GANs that learn to sing, drum, and chirp in raw waveforms
WaveGAN treats audio generation like image synthesis, but skips the spectrogram middleman and works directly on one-dimensional waveforms.

What it does WaveGAN trains generative adversarial networks to synthesize raw audio waveforms—speech, drums, birdsong, piano—by learning from folders of MP3s, WAVs, or OGGs without preprocessing. The repo includes both the waveform approach and a SpecGAN baseline that generates spectrograms instead. You can train on arbitrary audio files, adjust sample rates, handle multi-channel audio, and generate clips up to 4 seconds at 16kHz.
The interesting bit Most audio GANs operate on 2D spectrograms because image-generation techniques transfer cleanly. WaveGAN keeps everything in the time domain, using one-dimensional convolutions analogous to DCGAN’s image approach. The v2 update added streaming data loading and longer generation lengths in response to what the authors call “common requests”—a polite way of saying the first version was a bit rough for real use.
Key highlights
- Train directly on audio files; no preprocessing required (v2 improvement)

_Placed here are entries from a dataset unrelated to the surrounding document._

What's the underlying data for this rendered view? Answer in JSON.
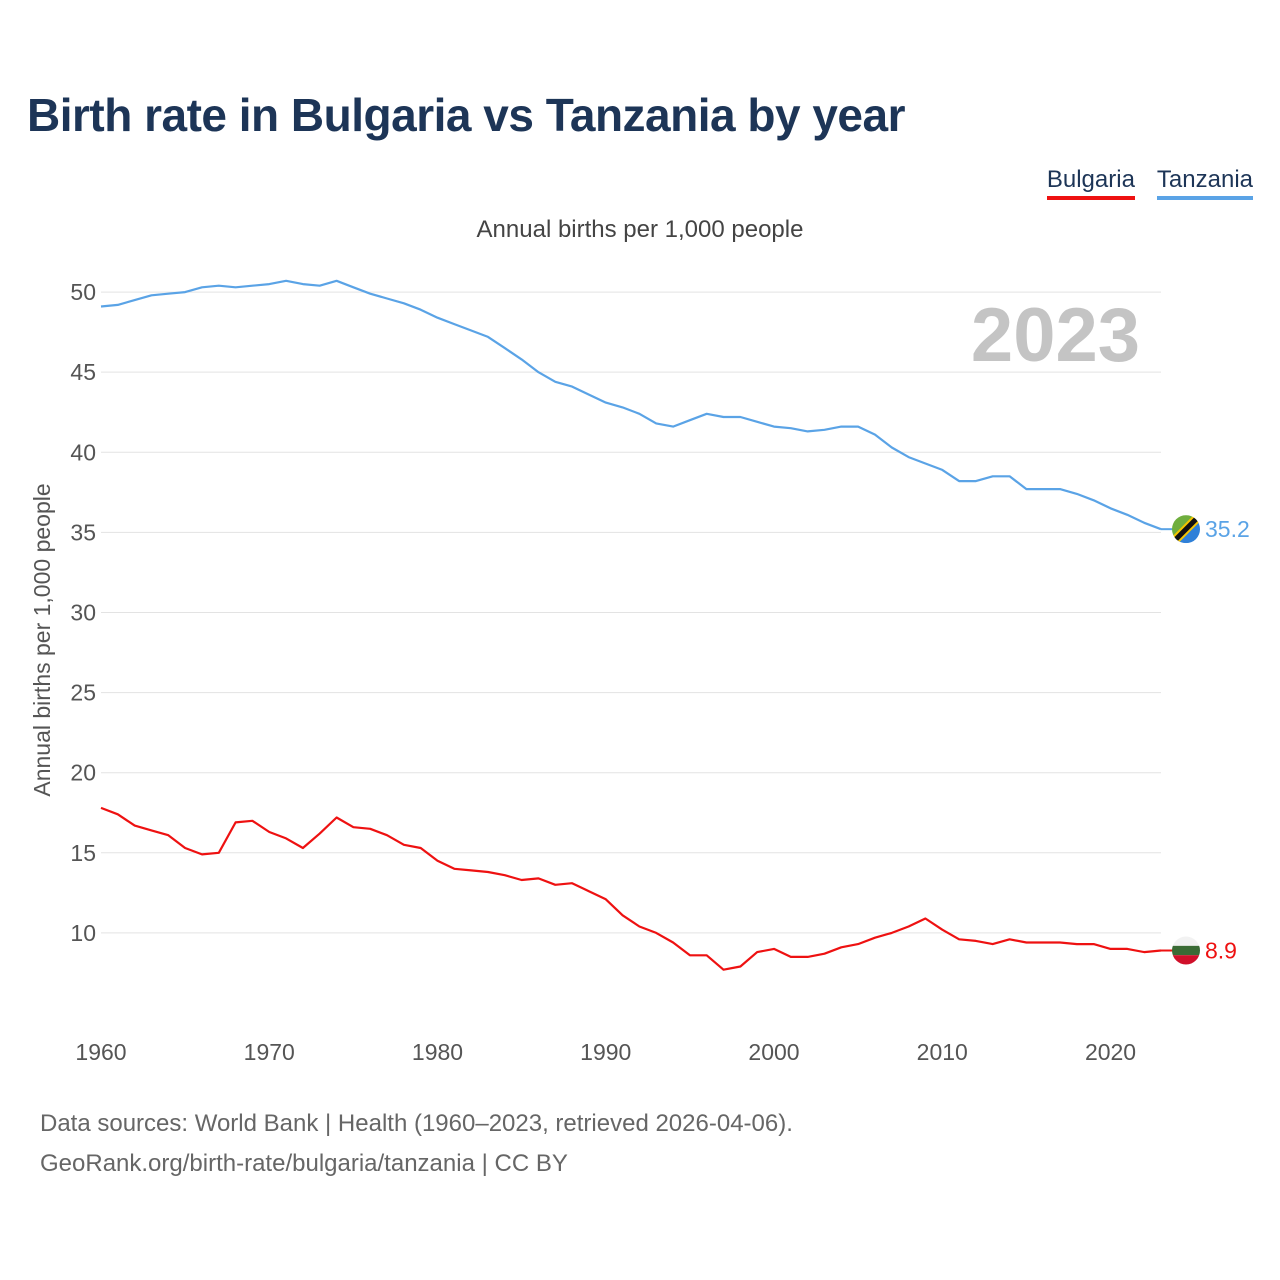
{
  "title": "Birth rate in Bulgaria vs Tanzania by year",
  "legend": [
    {
      "label": "Bulgaria",
      "color": "#ee1111"
    },
    {
      "label": "Tanzania",
      "color": "#5aa3e6"
    }
  ],
  "footer": {
    "line1": "Data sources: World Bank | Health (1960–2023, retrieved 2026-04-06).",
    "line2": "GeoRank.org/birth-rate/bulgaria/tanzania | CC BY"
  },
  "chart_data": {
    "type": "line",
    "title": "Annual births per 1,000 people",
    "xlabel": "",
    "ylabel": "Annual births per 1,000 people",
    "year_watermark": "2023",
    "xlim": [
      1960,
      2023
    ],
    "ylim": [
      5,
      53
    ],
    "x_ticks": [
      "1960",
      "1970",
      "1980",
      "1990",
      "2000",
      "2010",
      "2020"
    ],
    "y_ticks": [
      "10",
      "15",
      "20",
      "25",
      "30",
      "35",
      "40",
      "45",
      "50"
    ],
    "x": [
      1960,
      1961,
      1962,
      1963,
      1964,
      1965,
      1966,
      1967,
      1968,
      1969,
      1970,
      1971,
      1972,
      1973,
      1974,
      1975,
      1976,
      1977,
      1978,
      1979,
      1980,
      1981,
      1982,
      1983,
      1984,
      1985,
      1986,
      1987,
      1988,
      1989,
      1990,
      1991,
      1992,
      1993,
      1994,
      1995,
      1996,
      1997,
      1998,
      1999,
      2000,
      2001,
      2002,
      2003,
      2004,
      2005,
      2006,
      2007,
      2008,
      2009,
      2010,
      2011,
      2012,
      2013,
      2014,
      2015,
      2016,
      2017,
      2018,
      2019,
      2020,
      2021,
      2022,
      2023
    ],
    "series": [
      {
        "name": "Bulgaria",
        "color": "#ee1111",
        "end_label": "8.9",
        "values": [
          17.8,
          17.4,
          16.7,
          16.4,
          16.1,
          15.3,
          14.9,
          15.0,
          16.9,
          17.0,
          16.3,
          15.9,
          15.3,
          16.2,
          17.2,
          16.6,
          16.5,
          16.1,
          15.5,
          15.3,
          14.5,
          14.0,
          13.9,
          13.8,
          13.6,
          13.3,
          13.4,
          13.0,
          13.1,
          12.6,
          12.1,
          11.1,
          10.4,
          10.0,
          9.4,
          8.6,
          8.6,
          7.7,
          7.9,
          8.8,
          9.0,
          8.5,
          8.5,
          8.7,
          9.1,
          9.3,
          9.7,
          10.0,
          10.4,
          10.9,
          10.2,
          9.6,
          9.5,
          9.3,
          9.6,
          9.4,
          9.4,
          9.4,
          9.3,
          9.3,
          9.0,
          9.0,
          8.8,
          8.9
        ]
      },
      {
        "name": "Tanzania",
        "color": "#5aa3e6",
        "end_label": "35.2",
        "values": [
          49.1,
          49.2,
          49.5,
          49.8,
          49.9,
          50.0,
          50.3,
          50.4,
          50.3,
          50.4,
          50.5,
          50.7,
          50.5,
          50.4,
          50.7,
          50.3,
          49.9,
          49.6,
          49.3,
          48.9,
          48.4,
          48.0,
          47.6,
          47.2,
          46.5,
          45.8,
          45.0,
          44.4,
          44.1,
          43.6,
          43.1,
          42.8,
          42.4,
          41.8,
          41.6,
          42.0,
          42.4,
          42.2,
          42.2,
          41.9,
          41.6,
          41.5,
          41.3,
          41.4,
          41.6,
          41.6,
          41.1,
          40.3,
          39.7,
          39.3,
          38.9,
          38.2,
          38.2,
          38.5,
          38.5,
          37.7,
          37.7,
          37.7,
          37.4,
          37.0,
          36.5,
          36.1,
          35.6,
          35.2
        ]
      }
    ]
  }
}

- Supports variable sample rates, multi-channel audio, and clip lengths up to 65,536 samples
- Includes JavaScript generation code for browser-based demos (see the procedural drum machine)

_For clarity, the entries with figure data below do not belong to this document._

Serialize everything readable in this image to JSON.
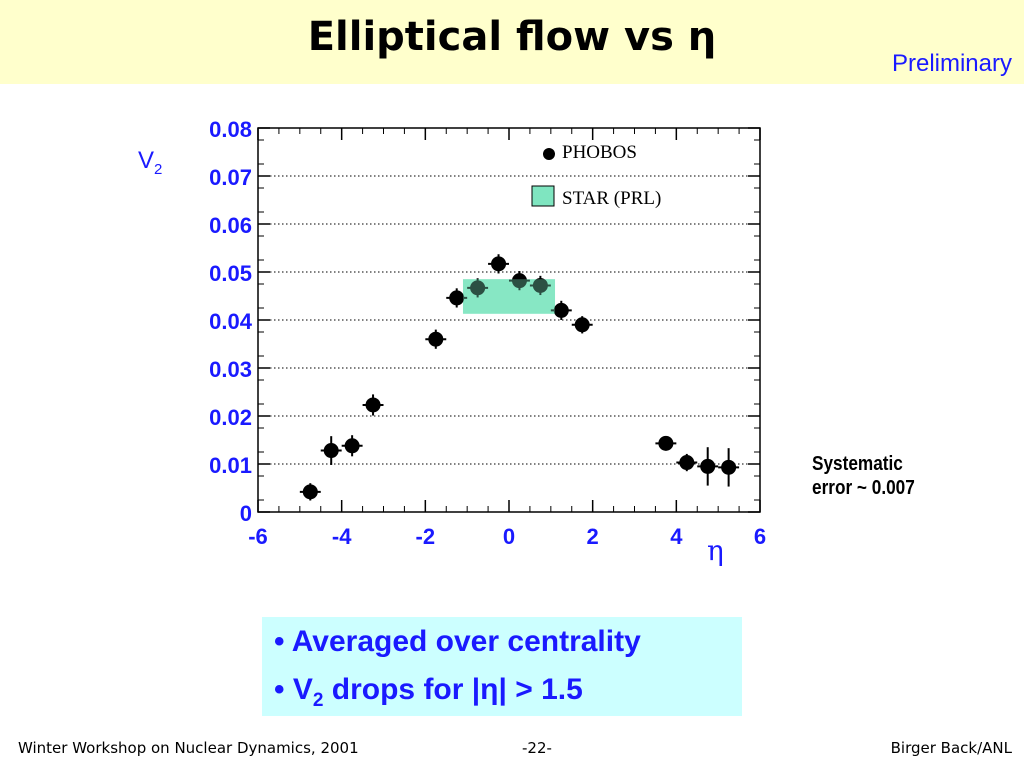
{
  "slide": {
    "title": "Elliptical flow vs η",
    "stamp": "Preliminary",
    "note_line1": "Systematic",
    "note_line2": "error ~ 0.007",
    "bullets": [
      {
        "pre": "• Averaged over centrality",
        "sub": "",
        "post": ""
      },
      {
        "pre": "• V",
        "sub": "2",
        "post": " drops for |η| > 1.5"
      }
    ]
  },
  "footer": {
    "left": "Winter Workshop on Nuclear Dynamics, 2001",
    "center": "-22-",
    "right": "Birger Back/ANL"
  },
  "chart_data": {
    "type": "scatter",
    "ylabel_main": "V",
    "ylabel_sub": "2",
    "xlabel": "η",
    "xlim": [
      -6,
      6
    ],
    "ylim": [
      0,
      0.08
    ],
    "x_ticks": [
      "-6",
      "-4",
      "-2",
      "0",
      "2",
      "4",
      "6"
    ],
    "y_ticks": [
      "0",
      "0.01",
      "0.02",
      "0.03",
      "0.04",
      "0.05",
      "0.06",
      "0.07",
      "0.08"
    ],
    "grid": "horizontal dotted",
    "legend_position": "top-right",
    "colors": {
      "axis_text": "#1a1aff",
      "star_band": "#7fe5c0",
      "phobos": "#000000"
    },
    "series": [
      {
        "name": "PHOBOS",
        "marker": "filled-circle",
        "points": [
          {
            "x": -4.75,
            "y": 0.0042,
            "yerr": 0.0018
          },
          {
            "x": -4.25,
            "y": 0.0128,
            "yerr": 0.003
          },
          {
            "x": -3.75,
            "y": 0.0138,
            "yerr": 0.0022
          },
          {
            "x": -3.25,
            "y": 0.0223,
            "yerr": 0.0022
          },
          {
            "x": -1.75,
            "y": 0.036,
            "yerr": 0.002
          },
          {
            "x": -1.25,
            "y": 0.0446,
            "yerr": 0.002
          },
          {
            "x": -0.75,
            "y": 0.0467,
            "yerr": 0.002
          },
          {
            "x": -0.25,
            "y": 0.0517,
            "yerr": 0.002
          },
          {
            "x": 0.25,
            "y": 0.0482,
            "yerr": 0.002
          },
          {
            "x": 0.75,
            "y": 0.0472,
            "yerr": 0.002
          },
          {
            "x": 1.25,
            "y": 0.042,
            "yerr": 0.002
          },
          {
            "x": 1.75,
            "y": 0.039,
            "yerr": 0.0018
          },
          {
            "x": 3.75,
            "y": 0.0143,
            "yerr": 0.0015
          },
          {
            "x": 4.25,
            "y": 0.0103,
            "yerr": 0.0018
          },
          {
            "x": 4.75,
            "y": 0.0095,
            "yerr": 0.004
          },
          {
            "x": 5.25,
            "y": 0.0093,
            "yerr": 0.004
          }
        ]
      },
      {
        "name": "STAR (PRL)",
        "marker": "band",
        "band": {
          "x": [
            -1.1,
            1.1
          ],
          "y": [
            0.0413,
            0.0485
          ]
        }
      }
    ]
  }
}
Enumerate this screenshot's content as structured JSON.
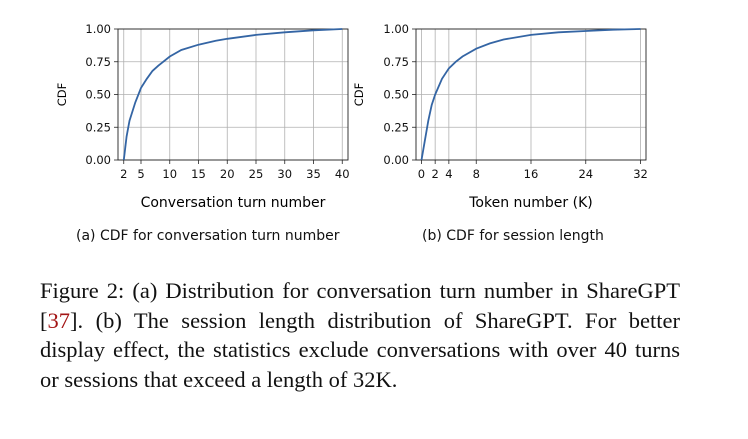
{
  "chart_data": [
    {
      "type": "line",
      "xlabel": "Conversation turn number",
      "ylabel": "CDF",
      "xlim": [
        1,
        41
      ],
      "ylim": [
        0.0,
        1.0
      ],
      "xticks": [
        "2",
        "5",
        "10",
        "15",
        "20",
        "25",
        "30",
        "35",
        "40"
      ],
      "yticks": [
        "0.00",
        "0.25",
        "0.50",
        "0.75",
        "1.00"
      ],
      "grid": true,
      "caption": "(a) CDF for conversation turn number",
      "color": "#3465a4",
      "x": [
        2,
        2.5,
        3,
        4,
        5,
        6,
        7,
        8,
        10,
        12,
        15,
        18,
        20,
        25,
        30,
        35,
        40
      ],
      "y": [
        0.0,
        0.18,
        0.3,
        0.44,
        0.55,
        0.62,
        0.68,
        0.72,
        0.79,
        0.84,
        0.88,
        0.91,
        0.925,
        0.955,
        0.975,
        0.99,
        1.0
      ]
    },
    {
      "type": "line",
      "xlabel": "Token number (K)",
      "ylabel": "CDF",
      "xlim": [
        -0.8,
        32.8
      ],
      "ylim": [
        0.0,
        1.0
      ],
      "xticks": [
        "0",
        "2",
        "4",
        "8",
        "16",
        "24",
        "32"
      ],
      "yticks": [
        "0.00",
        "0.25",
        "0.50",
        "0.75",
        "1.00"
      ],
      "grid": true,
      "caption": "(b) CDF for session length",
      "color": "#3465a4",
      "x": [
        0,
        0.5,
        1,
        1.5,
        2,
        3,
        4,
        5,
        6,
        8,
        10,
        12,
        16,
        20,
        24,
        28,
        32
      ],
      "y": [
        0.0,
        0.15,
        0.3,
        0.42,
        0.5,
        0.62,
        0.7,
        0.75,
        0.79,
        0.85,
        0.89,
        0.92,
        0.955,
        0.975,
        0.985,
        0.995,
        1.0
      ]
    }
  ],
  "figure_caption": {
    "p1": "Figure 2: (a) Distribution for conversation turn number in ShareGPT [",
    "ref": "37",
    "p2": "]. (b) The session length distribution of ShareGPT. For better display effect, the statistics exclude conversations with over 40 turns or sessions that exceed a length of 32K."
  }
}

- TensorBoard monitoring, automatic checkpoint backups, and Inception score evaluation for SC09
- Colab notebook provided for inference
Caveats
- Locked to TensorFlow 1.12.0 and Python 3; this is legacy code now
- Single-GPU training only; CPU training is “prohibitively slow and not recommended”

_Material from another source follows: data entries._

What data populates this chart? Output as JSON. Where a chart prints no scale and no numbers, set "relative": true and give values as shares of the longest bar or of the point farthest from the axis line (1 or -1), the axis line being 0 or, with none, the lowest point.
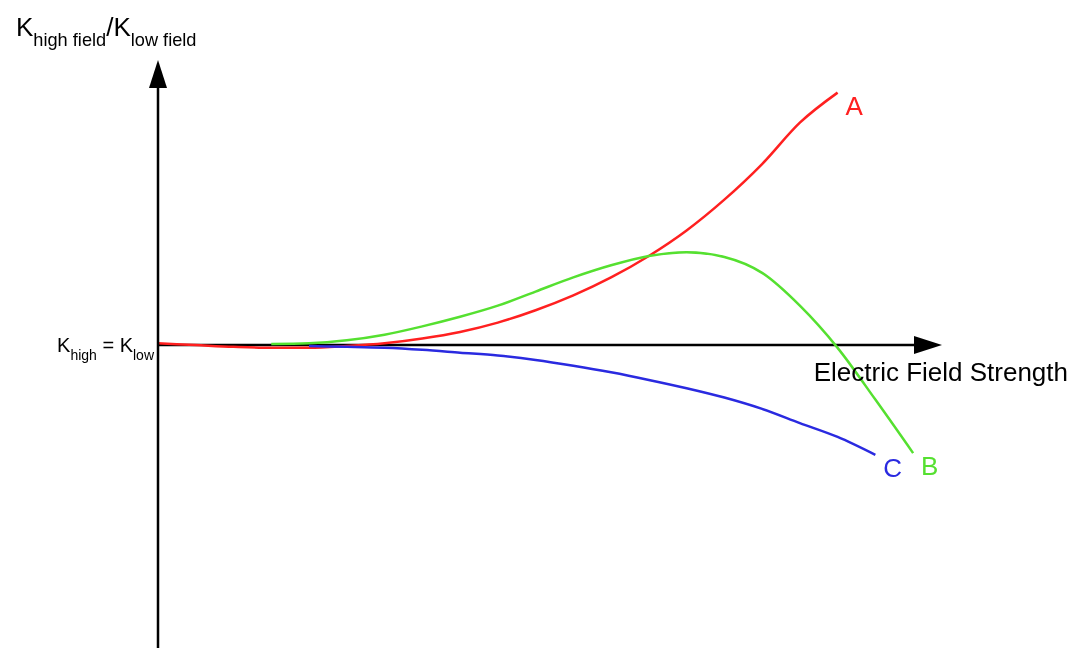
{
  "chart_data": {
    "type": "line",
    "relative": true,
    "ylabel": "K$_{high field}$/K$_{low field}$",
    "xlabel": "Electric Field Strength",
    "categories": [
      null,
      null,
      null,
      null,
      null,
      null,
      null,
      null,
      null,
      null,
      null,
      null,
      null,
      null,
      null,
      null,
      null,
      null,
      null,
      null,
      null
    ],
    "ref_lines": [
      {
        "axis": "y",
        "value": 0,
        "label": "K$_{high}$ = K$_{low}$",
        "color": "#000000"
      }
    ],
    "series": [
      {
        "name": "A",
        "color": "#ff2020",
        "values": [
          0.007,
          0,
          -0.007,
          -0.011,
          -0.011,
          -0.004,
          0.007,
          0.026,
          0.052,
          0.089,
          0.138,
          0.197,
          0.268,
          0.353,
          0.454,
          0.576,
          0.717,
          0.881,
          1,
          null,
          null
        ]
      },
      {
        "name": "B",
        "color": "#55e030",
        "values": [
          null,
          null,
          null,
          0.004,
          0.007,
          0.019,
          0.041,
          0.074,
          0.112,
          0.156,
          0.212,
          0.268,
          0.316,
          0.353,
          0.368,
          0.349,
          0.286,
          0.156,
          -0.011,
          -0.216,
          -0.428
        ]
      },
      {
        "name": "C",
        "color": "#2a2ae0",
        "values": [
          null,
          null,
          null,
          null,
          -0.004,
          -0.007,
          -0.011,
          -0.019,
          -0.03,
          -0.041,
          -0.059,
          -0.082,
          -0.108,
          -0.138,
          -0.171,
          -0.208,
          -0.253,
          -0.309,
          -0.364,
          -0.435,
          null
        ]
      }
    ],
    "grid": false,
    "legend": false,
    "marker": "none",
    "line_style": "solid"
  }
}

- GAN training “may occasionally collapse”—hence the hourly backup script
- SpecGAN comparison is limited to 1-second clips at 16kHz
Verdict Worth exploring if you’re researching generative audio or need a reproducible baseline for raw-waveform synthesis. Skip it if you want modern PyTorch, stable diffusion-based audio, or anything approaching production reliability.